L’inégalité à laquelle ils et elles sont confronté-e-s aboutit à une segmentation accrue du marché du travail et à une normalisation de conditions de travail abusives. Les bas salaires augmentent la pauvreté au sein de la population. C’est une des raisons de l’hostilité envers eux. Leur présence est alors considérée comme une concurrence déloyale pour les emplois. Dans les faits. au contraire, des études ont montré que l’écrasante majorité des emplois qu’ils occupent ne trouveraient aucun candidat suisse ou de l’UE.

Alors que nombre d’entre elles et eux – y compris les enfants – devraient être en mesure de pouvoir régulariser leur statut à l’avenir, les restrictions auxquelles ils et elles font face pour accéder à la formation, au logement, au travail et aux services de santé représentent un déni de leurs droits fondamentaux. De plus, ces limitations gaspillent non seulement leur potentiel, mais peuvent avoir également des effets néfastes à long terme sur la santé publique.
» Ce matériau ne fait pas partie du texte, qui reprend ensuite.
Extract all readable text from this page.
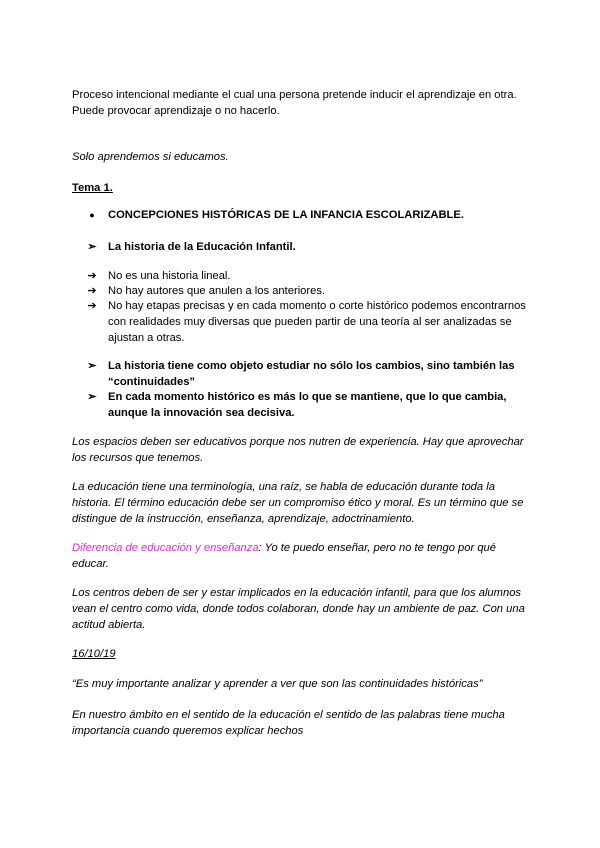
Proceso intencional mediante el cual una persona pretende inducir el aprendizaje en otra. Puede provocar aprendizaje o no hacerlo.

Solo aprendemos si educamos.

Tema 1.

●	CONCEPCIONES HISTÓRICAS DE LA INFANCIA ESCOLARIZABLE.
➢	La historia de la Educación Infantil.
➔	No es una historia lineal.
➔	No hay autores que anulen a los anteriores.
➔	No hay etapas precisas y en cada momento o corte histórico podemos encontrarnos con realidades muy diversas que pueden partir de una teoría al ser analizadas se ajustan a otras.
➢	La historia tiene como objeto estudiar no sólo los cambios, sino también las “continuidades”
➢	En cada momento histórico es más lo que se mantiene, que lo que cambia, aunque la innovación sea decisiva.

Los espacios deben ser educativos porque nos nutren de experiencia. Hay que aprovechar los recursos que tenemos.

La educación tiene una terminología, una raíz, se habla de educación durante toda la historia. El término educación debe ser un compromiso ético y moral. Es un término que se distingue de la instrucción, enseñanza, aprendizaje, adoctrinamiento.

Diferencia de educación y enseñanza: Yo te puedo enseñar, pero no te tengo por qué educar.

Los centros deben de ser y estar implicados en la educación infantil, para que los alumnos vean el centro como vida, donde todos colaboran, donde hay un ambiente de paz. Con una actitud abierta.

16/10/19

“Es muy importante analizar y aprender a ver que son las continuidades históricas”

En nuestro ámbito en el sentido de la educación el sentido de las palabras tiene mucha importancia cuando queremos explicar hechos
Ces constats rendent toute stratégie politique qui prend en compte uniquement leur pays d’origine et leur statut de résidence contre-productive.

Le rôle des institutions en charge de l’immigration et de l’intégration devrait être de proposer des mesures concrètes pour la régularisation, l’emploi, la formation et l’inclusion socioprofessionnelle des migrant-e-s sans statut légal afin de garantir des conditions de travail équitables, inclusives et justes et, par voie de conséquence, assurer une stabilité socio-économique sur le long terme.

* Wahba Ghaly est conseiller municipal, Vernier, PS; Emmanuel Deonna est conseiller municipal, Ville de Genève et député suppléant, Grand Conseil genevois, PS; Gabriel Barta est membre de la commission migration, intégration et Genève internationale, ancien trésorier, PS genevois.